Solution to Problem 3

This is already a well known problem.

Let,

$n=p_{1}^{a_1}\cdot p_{2}^{a_2}\cdot p_{3}^{a_3}\cdot \ldots \cdot p_{r}^{a_r}$

As $d|n$,

$d=p_{1}^{b_1}\cdot p_{2}^{b_2}\cdot p_{3}^{b_3}\cdot \ldots \cdot p_{r}^{b_r}$

Here, $0 ≤b_i ≤ a_i,\quad i=1,2,\ldots, r$. If $b_i≥2, \quad \mu(d)=0$. Therefore,

\begin{aligned} \displaystyle \sum_{d|n} \mu(d) & =\displaystyle \sum_{\substack{(b_1,b_2, \ldots , b_r) \\ b_i = 0 \text{ or } 1}} \mu( p_{1}^{b_1}\cdot p_{2}^{b_2}\cdot p_{3}^{b_3}\cdot \ldots \cdot p_{r}^{b_r}) \\ &=1 - \binom{r}{1} + \binom{r}{2} - \cdots + (-1)^{r} \binom {r}{r} \\ &= (1 - 1)^{r} \\ &= 0 \end{aligned}

Answer to Problem 4: Using concept of linear recurrence relations we get $x_{n}=\frac{2^{n+1}+(-1)^{n}}{3},y_{n}=2(3)^{n}+(-1)^{n+1}$

Now let $x_{m}=y_{n}$

$2(3^{n+1}-2^{m})=3(-1)^{m}+(-1)^{n}$ $RHS=4,-4,2,-2$ Therefore

$(3^{n+1}-2^{m})$ can be equal to $2,-2,1,-1$

But $LHS=odd$ Since $2^{w}=even,3^{q}=odd$ and $odd-even=odd$.

Therefore $(3^{n+1}-2^{m})=1,-1$ which is possible only for $(m,n)=(0,1)$ while taking the $RHS$ in consideration . Therefore only $x_{0}=y_{1}$ Hence proved .

@Svatejas Shivakumar My solution is this:

What I will be doing is that I show that the expression is divisible by 125 and also by 16.

$121^{n} -25^{n}$ is divisible by 121 - 25 = 96 and hence by 16. Also $1900^{n} - (-4)^{n}$ is divisible by 1900 - (-4) = 1904 and hence by 16. So the expression is divisible by 16.

$1900^{n} - 25^{n}$ is divisible by 1900 - 25 = 1875 and hence by 125. Also $121^{n} - (-4)^{n}$ is divisible by 121 - (-4) = 125. So the whole expression is divisible by 125.

Hence the expression is divisible by $125\times16$...

As a shortcut you can straight away put n = 1 and check....

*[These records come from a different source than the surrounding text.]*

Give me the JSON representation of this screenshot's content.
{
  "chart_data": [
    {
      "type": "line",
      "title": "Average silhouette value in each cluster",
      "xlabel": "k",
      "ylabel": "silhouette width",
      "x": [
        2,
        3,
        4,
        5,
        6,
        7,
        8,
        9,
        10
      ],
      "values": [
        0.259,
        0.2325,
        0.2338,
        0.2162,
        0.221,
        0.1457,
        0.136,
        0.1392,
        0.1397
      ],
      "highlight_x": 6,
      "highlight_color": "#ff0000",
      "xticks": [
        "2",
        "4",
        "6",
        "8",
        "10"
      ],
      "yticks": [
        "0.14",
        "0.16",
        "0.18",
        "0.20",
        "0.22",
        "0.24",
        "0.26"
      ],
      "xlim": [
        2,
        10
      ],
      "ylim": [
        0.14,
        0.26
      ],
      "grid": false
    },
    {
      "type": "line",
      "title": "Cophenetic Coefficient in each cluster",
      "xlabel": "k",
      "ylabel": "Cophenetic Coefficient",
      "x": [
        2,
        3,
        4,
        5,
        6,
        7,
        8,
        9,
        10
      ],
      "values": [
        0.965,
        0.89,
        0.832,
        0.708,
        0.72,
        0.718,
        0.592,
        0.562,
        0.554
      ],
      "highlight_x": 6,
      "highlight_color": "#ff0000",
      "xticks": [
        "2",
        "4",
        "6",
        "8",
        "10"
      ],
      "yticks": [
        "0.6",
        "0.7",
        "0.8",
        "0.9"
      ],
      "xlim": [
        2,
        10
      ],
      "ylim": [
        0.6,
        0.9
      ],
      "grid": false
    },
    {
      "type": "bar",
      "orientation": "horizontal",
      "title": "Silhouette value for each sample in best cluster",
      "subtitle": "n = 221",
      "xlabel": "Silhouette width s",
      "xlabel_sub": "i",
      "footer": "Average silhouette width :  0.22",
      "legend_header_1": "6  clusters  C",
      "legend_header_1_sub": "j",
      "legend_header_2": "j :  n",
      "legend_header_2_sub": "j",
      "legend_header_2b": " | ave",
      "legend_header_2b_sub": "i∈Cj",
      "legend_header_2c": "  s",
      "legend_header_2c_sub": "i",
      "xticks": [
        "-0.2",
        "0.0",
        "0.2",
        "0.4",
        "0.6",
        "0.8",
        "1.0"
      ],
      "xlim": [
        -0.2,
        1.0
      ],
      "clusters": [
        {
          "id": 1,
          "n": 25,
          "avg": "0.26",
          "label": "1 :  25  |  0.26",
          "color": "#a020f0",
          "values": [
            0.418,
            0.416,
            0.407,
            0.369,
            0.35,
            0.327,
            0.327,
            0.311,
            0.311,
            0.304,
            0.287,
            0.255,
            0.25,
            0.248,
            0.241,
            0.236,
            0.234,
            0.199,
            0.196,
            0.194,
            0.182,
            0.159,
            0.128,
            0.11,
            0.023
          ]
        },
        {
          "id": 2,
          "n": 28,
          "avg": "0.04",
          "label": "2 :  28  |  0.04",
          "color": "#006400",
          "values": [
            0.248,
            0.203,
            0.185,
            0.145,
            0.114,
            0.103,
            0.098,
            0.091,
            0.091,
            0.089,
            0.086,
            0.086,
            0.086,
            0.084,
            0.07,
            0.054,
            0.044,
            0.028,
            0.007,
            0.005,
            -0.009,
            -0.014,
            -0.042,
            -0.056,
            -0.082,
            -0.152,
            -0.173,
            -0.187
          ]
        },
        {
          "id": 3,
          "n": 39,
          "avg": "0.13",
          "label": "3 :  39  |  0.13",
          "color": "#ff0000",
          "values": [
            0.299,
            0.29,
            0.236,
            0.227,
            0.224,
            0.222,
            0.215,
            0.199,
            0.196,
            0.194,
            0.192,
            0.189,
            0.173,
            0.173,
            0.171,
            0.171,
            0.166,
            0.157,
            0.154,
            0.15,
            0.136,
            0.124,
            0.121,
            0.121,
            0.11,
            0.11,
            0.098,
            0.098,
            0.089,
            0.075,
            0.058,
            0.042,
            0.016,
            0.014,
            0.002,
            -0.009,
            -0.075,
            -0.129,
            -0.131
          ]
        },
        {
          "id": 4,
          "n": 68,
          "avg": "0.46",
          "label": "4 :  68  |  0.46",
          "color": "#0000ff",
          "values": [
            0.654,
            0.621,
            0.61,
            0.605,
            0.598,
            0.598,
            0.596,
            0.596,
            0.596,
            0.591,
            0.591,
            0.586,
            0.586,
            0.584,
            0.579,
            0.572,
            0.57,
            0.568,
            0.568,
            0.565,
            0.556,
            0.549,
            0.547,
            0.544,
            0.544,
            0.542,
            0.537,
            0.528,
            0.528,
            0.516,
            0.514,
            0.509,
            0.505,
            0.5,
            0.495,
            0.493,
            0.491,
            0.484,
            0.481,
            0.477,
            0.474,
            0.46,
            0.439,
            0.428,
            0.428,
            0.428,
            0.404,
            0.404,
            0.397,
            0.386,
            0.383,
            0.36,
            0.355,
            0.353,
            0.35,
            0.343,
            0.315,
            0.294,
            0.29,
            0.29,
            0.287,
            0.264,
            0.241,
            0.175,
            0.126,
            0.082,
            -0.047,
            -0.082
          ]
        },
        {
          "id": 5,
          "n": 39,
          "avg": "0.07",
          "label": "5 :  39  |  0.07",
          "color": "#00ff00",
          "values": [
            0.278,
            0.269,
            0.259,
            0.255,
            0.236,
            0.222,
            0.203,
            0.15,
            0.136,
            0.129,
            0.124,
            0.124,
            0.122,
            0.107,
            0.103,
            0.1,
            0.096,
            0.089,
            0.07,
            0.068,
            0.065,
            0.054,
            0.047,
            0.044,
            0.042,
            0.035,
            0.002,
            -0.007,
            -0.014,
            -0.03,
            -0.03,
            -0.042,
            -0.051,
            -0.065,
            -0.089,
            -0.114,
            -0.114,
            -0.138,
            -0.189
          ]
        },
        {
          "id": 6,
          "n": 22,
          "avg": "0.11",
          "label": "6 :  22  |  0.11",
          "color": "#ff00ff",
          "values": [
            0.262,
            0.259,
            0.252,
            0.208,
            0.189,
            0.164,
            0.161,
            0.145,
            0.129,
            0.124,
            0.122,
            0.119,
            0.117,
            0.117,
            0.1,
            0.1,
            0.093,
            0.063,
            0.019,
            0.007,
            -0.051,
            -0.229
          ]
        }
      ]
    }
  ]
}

$121^n-25^n+1900^n-(-4)^n \pmod 2 \\ 1^n-1^n+0-0 \equiv 0 \pmod 2 \\ 121^n-25^n+1900^n-(-4)^n \pmod 5 \\ \underbrace{1^n+0+0-(-4) \equiv 0 \pmod 5}_{n=\text{ odd}} \\ \underbrace{1^n+0+0-(6) \equiv 0 \pmod 5}_{n=\text{ even}}$

Therefore, $121^n-25^n+1900^n-(-4)^n \equiv 0 \pmod {2000}$

I think there's a relatively simpler argument.

For all positive integers $n$, we have,

$(n+1)(n+2)\cdots (2n-1)(2n)=\frac{(2n)!}{n!}=\frac{(2n)!!(2n-1)!!}{n!}=\frac{2^n\cdot n!\cdot (2n-1)!!}{n!}=2^n (2n-1)!!$

which is obviously divisible by $2^n$ for all $n\in\Bbb Z^+$ since $(2n-1)!!$ is an integer for all $n\in\Bbb Z^+$.